By taking $ x + 1 $ common from second column , we have
 $ \Rightarrow (x + 1)\left| {\begin{array}{*{20}{c}}
  {3x + 4}&1&{10x + 17} \\
  {x + 2}&1&{3x + 5} \\
  {2x + 3}&1&{5x + 8}
\end{array}} \right| = 0 $
Now by row operation in second and third row as $ {R_2} \to {R_2} - {R_1},{R_3} \to {R_3} - {R_1} $ , we get

 $ (x + 1)\left| {\begin{array}{*{20}{c}}
  {3x + 4}&1&{10x + 17} \\
  {x + 2 - (3x + 4)}&{1 - 1}&{3x + 5 - (10x + 17)} \\
  {2x + 3 - (3x + 4)}&{1 - 1}&{5x + 8 - (10x + 17)}
\end{array}} \right| = 0 $

 $ (x + 1)\left| {\begin{array}{*{20}{c}}
  {3x + 4}&1&{10x + 17} \\
  { - 2x - 2}&0&{ - 7x - 12} \\
  { - x - 1}&0&{ - 5x - 9}
\end{array}} \right| = 0 $

Now by expanding above matrix with the help of second column we have

 $
  (x + 1)\left[ { - 1\left| {\begin{array}{*{20}{c}}
  { - 2x - 2}&{ - 7x - 12} \\
  { - x - 1}&{ - 5x - 9}
\end{array}} \right| + 0 - 0} \right] = 0 \\
   \Rightarrow (x + 1)\left[ { - 1\{ ( - 2x - 2)( - 5x - 9) - ( - 7x - 12)( - x - 1)\} } \right] = 0 \\
   \Rightarrow (x + 1)[ - 1\{ ( - 2x - 2)( - 5x - 9) - (7x + 12)(x + 1)\} ] = 0 \\
   \Rightarrow (x + 1)[7{x^2} + 19x + 12 - 10{x^2} - 28x - 18] = 0 \\
   \Rightarrow (x + 1)[ - 3{x^2} - 9x - 6] = 0 \\
 $

Further solving quadratic equation by taking common as $ 3 $ , we get
 $
    \\
   \Rightarrow (x + 1)( - 3)[{x^2} + 3x - 2] = 0 \\
   \Rightarrow (x + 1)[{x^2} + 3x + 2] = \dfrac{0}{{( - 3)}} \\
   \Rightarrow (x + 1)[{x^2} + 2x + x + 2] = 0 \\
   \Rightarrow (x + 1)[x(x + 2) + 1(x + 2)] = 0 \\
   \Rightarrow {(x + 1)^2}(x + 2) = 0 \\
  {\text{Either }}{(x + 1)^2} = 0{\text{ or }}(x + 2) = 0 \\
  {\text{if }}{(x + 1)^2} = 0 \\
   \Rightarrow x = - 1 \\
  {\text{By taking }}(x + 2) = 0 \\
   \Rightarrow x = - 2 \\
 $
 Hence, we get two values of $ x $ are $ - 1{\text{ and - 2}} $ .

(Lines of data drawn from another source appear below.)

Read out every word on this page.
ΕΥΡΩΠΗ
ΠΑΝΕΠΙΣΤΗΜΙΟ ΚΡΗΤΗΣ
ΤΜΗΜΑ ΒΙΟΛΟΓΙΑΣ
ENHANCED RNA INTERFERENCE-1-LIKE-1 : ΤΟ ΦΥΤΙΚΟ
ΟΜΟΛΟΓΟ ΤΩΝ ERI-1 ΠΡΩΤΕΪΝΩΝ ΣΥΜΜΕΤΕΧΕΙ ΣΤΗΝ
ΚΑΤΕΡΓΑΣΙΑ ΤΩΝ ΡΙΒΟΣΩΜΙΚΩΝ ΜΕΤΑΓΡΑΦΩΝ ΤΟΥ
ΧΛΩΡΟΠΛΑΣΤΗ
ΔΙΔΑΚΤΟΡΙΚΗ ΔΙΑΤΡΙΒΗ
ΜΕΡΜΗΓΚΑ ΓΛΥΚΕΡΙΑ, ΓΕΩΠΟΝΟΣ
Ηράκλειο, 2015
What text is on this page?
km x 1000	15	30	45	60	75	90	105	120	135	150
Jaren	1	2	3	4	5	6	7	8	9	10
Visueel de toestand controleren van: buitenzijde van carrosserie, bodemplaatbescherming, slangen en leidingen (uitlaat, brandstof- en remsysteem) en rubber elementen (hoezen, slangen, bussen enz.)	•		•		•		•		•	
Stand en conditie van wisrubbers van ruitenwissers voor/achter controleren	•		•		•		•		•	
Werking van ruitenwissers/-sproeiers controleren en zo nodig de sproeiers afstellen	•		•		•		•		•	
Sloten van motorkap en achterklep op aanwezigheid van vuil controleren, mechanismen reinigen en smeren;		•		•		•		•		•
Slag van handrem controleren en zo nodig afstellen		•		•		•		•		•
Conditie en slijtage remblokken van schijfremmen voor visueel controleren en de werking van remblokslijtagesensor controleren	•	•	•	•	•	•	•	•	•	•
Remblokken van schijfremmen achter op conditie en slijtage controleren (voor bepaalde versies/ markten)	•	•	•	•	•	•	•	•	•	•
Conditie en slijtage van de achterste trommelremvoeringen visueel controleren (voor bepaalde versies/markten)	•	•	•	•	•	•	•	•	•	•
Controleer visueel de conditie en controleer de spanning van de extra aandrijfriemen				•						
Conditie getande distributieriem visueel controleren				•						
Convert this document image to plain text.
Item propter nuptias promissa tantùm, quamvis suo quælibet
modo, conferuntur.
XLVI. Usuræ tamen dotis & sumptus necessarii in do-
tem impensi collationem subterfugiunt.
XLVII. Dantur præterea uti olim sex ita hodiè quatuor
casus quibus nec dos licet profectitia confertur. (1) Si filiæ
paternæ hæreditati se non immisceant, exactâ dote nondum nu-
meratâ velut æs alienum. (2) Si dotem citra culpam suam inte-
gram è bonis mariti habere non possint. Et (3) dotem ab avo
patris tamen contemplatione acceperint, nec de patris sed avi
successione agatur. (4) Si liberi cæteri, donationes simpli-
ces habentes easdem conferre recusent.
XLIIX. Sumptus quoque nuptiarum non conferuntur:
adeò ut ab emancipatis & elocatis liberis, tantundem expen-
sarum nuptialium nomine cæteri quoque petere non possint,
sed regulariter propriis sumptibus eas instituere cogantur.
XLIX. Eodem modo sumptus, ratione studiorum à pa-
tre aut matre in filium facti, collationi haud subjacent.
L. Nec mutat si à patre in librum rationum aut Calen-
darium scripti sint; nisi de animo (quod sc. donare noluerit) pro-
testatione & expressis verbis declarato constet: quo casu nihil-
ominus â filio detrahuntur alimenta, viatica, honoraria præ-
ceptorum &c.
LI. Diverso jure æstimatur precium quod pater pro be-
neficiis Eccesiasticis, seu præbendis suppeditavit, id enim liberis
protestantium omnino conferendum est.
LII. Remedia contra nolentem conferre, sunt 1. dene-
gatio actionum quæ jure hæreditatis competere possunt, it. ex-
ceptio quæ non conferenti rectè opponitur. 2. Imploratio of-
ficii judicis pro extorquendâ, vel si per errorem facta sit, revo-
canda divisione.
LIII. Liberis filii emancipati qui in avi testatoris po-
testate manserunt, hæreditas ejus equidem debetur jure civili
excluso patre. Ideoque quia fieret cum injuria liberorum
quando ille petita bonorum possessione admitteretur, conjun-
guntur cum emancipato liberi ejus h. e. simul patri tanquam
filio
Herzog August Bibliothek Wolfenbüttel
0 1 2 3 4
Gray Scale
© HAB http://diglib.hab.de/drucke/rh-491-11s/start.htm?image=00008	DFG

Note:A column vector or column matrix is an $ M \times 1 $ matrix, that is, a matrix consisting of a single column of $ M $ elements, Similarly, a row vector or row matrix is a $ 1 \times M $ matrix, that is, a matrix consisting of a single row of m elements Throughout, boldface is used for the row and column vectors.